# Retrieving information per country

In [1]:
import pandas as pd

In [2]:
# Load the data
DATA_PATH = '../../data'
WEBSITE_DATA_PATH = '../../website/app/data'

catalogue = pd.read_csv(f'{DATA_PATH}/titles.csv')
persons = pd.read_csv(f'{DATA_PATH}/persons.csv')
genres = pd.read_csv(f'{DATA_PATH}/genres.csv')
countries = pd.read_csv(f'{DATA_PATH}/countries.csv')

In [3]:
# Split attributes with multiple values per row
catalogue['genres'] = catalogue.genres.str.split(',')
catalogue['countries'] = catalogue.countries.str.split(',')
catalogue['actors'] = catalogue.actors.str.split(',')
catalogue['directors'] = catalogue.directors.str.split(',')
catalogue['alternate genres'] = catalogue['alternate genres'].str.split(',')
catalogue['release date on Netflix'] = pd.to_datetime(catalogue['release date on Netflix'])
catalogue.rename(columns = {'year': 'actual_release_year'}, inplace = True)

catalogue['month'] = catalogue['release date on Netflix'].dt.month
catalogue['year'] = catalogue['release date on Netflix'].dt.year 

In [4]:
# Dictionnary for faster countries and genres access 
countries_to_name = countries.set_index('id').to_dict(orient='index')
genres_to_name = genres.set_index('id').to_dict(orient='index')
persons_to_name = persons.set_index('id').to_dict(orient='index')

def get_genre_name(id_):
    return genres_to_name[int(id_)]['name']

def get_country_name(id_):
    return countries_to_name[int(id_)]['name']

def get_person_name(id_):
    return persons_to_name[int(id_)]['name']

In [5]:
series = catalogue[~catalogue['number of seasons'].isna()].copy()
movies = catalogue[catalogue['number of seasons'].isna()].copy()

In [6]:
movies_exploded_countries = movies.explode('countries').dropna(subset = ['countries'])
series_exploded_countries = series.explode('countries').dropna(subset = ['countries'])

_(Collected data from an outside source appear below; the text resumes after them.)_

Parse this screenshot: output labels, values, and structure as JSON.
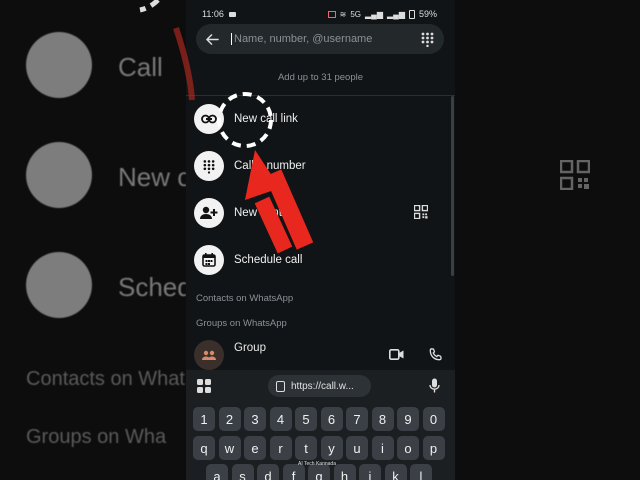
{
  "status": {
    "time": "11:06",
    "network": "5G",
    "battery": "59%"
  },
  "search": {
    "placeholder": "Name, number, @username"
  },
  "hint": "Add up to 31 people",
  "actions": [
    {
      "label": "New call link",
      "icon": "link-icon"
    },
    {
      "label": "Call a number",
      "icon": "dialpad-icon"
    },
    {
      "label": "New contact",
      "icon": "add-person-icon"
    },
    {
      "label": "Schedule call",
      "icon": "calendar-icon"
    }
  ],
  "sections": {
    "contacts": "Contacts on WhatsApp",
    "groups": "Groups on WhatsApp"
  },
  "group": {
    "name": "Group"
  },
  "keyboard": {
    "url_suggestion": "https://call.w...",
    "number_row": [
      "1",
      "2",
      "3",
      "4",
      "5",
      "6",
      "7",
      "8",
      "9",
      "0"
    ],
    "letter_row": [
      "q",
      "w",
      "e",
      "r",
      "t",
      "y",
      "u",
      "i",
      "o",
      "p"
    ],
    "third_row": [
      "a",
      "s",
      "d",
      "f",
      "g",
      "h",
      "j",
      "k",
      "l"
    ],
    "watermark": "AI Tech Kannada"
  },
  "background": {
    "left_items": [
      "Call",
      "New c",
      "Sched"
    ],
    "left_sections": [
      "Contacts on Whats",
      "Groups on Wha"
    ]
  },
  "colors": {
    "panel": "#111416",
    "accent_arrow": "#e8281e",
    "icon_bg": "#f2f2f2"
  }
}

movies_exploded_countries['countries'] = movies_exploded_countries.countries.apply(get_country_name)
series_exploded_countries['countries'] = series_exploded_countries.countries.apply(get_country_name)

In [7]:
movies_exploded_countries['count_movies'] = 1
series_exploded_countries['count_series'] = 1

n_movies_per_country = movies_exploded_countries.groupby('countries')['count_movies'].count()

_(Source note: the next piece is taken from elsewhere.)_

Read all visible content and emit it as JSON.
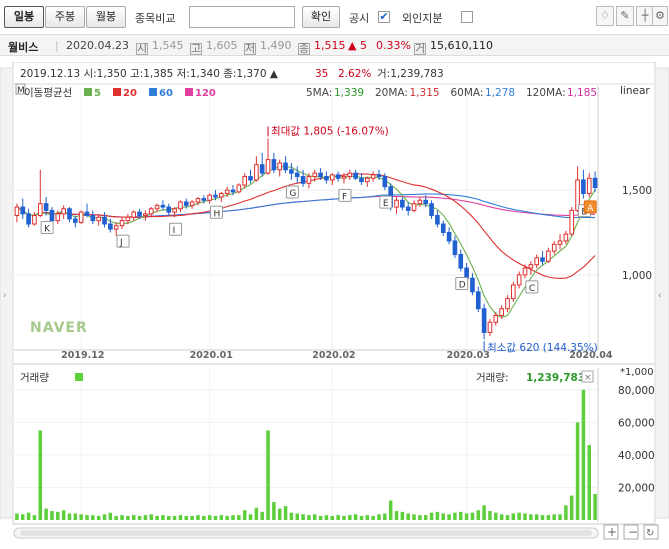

n_series_per_country = series_exploded_countries.groupby('countries')['count_series'].count()

In [8]:
from collections import Counter

catalogue_countries_exploded = catalogue.explode('countries').dropna(subset = ['countries'])
catalogue_countries_exploded['countries'] = catalogue_countries_exploded.countries.apply(get_country_name)
genres_per_country = catalogue_countries_exploded.groupby('countries').aggregate({'genres': 'sum'})
genres_per_country['genres'] = genres_per_country.genres.apply(lambda l: Counter([get_genre_name(g) for g in l]))
genres_per_country['genres'] = genres_per_country.genres.apply(lambda c: [g for g, v in c.most_common(10)])

In [9]:
countries_info = pd.DataFrame(n_movies_per_country).merge(pd.DataFrame(n_series_per_country), left_index=True, right_index=True)\
                                                   .merge(genres_per_country, left_index=True, right_index=True)
countries_info.to_json(f'{WEBSITE_DATA_PATH}/countries_info.json', orient='index')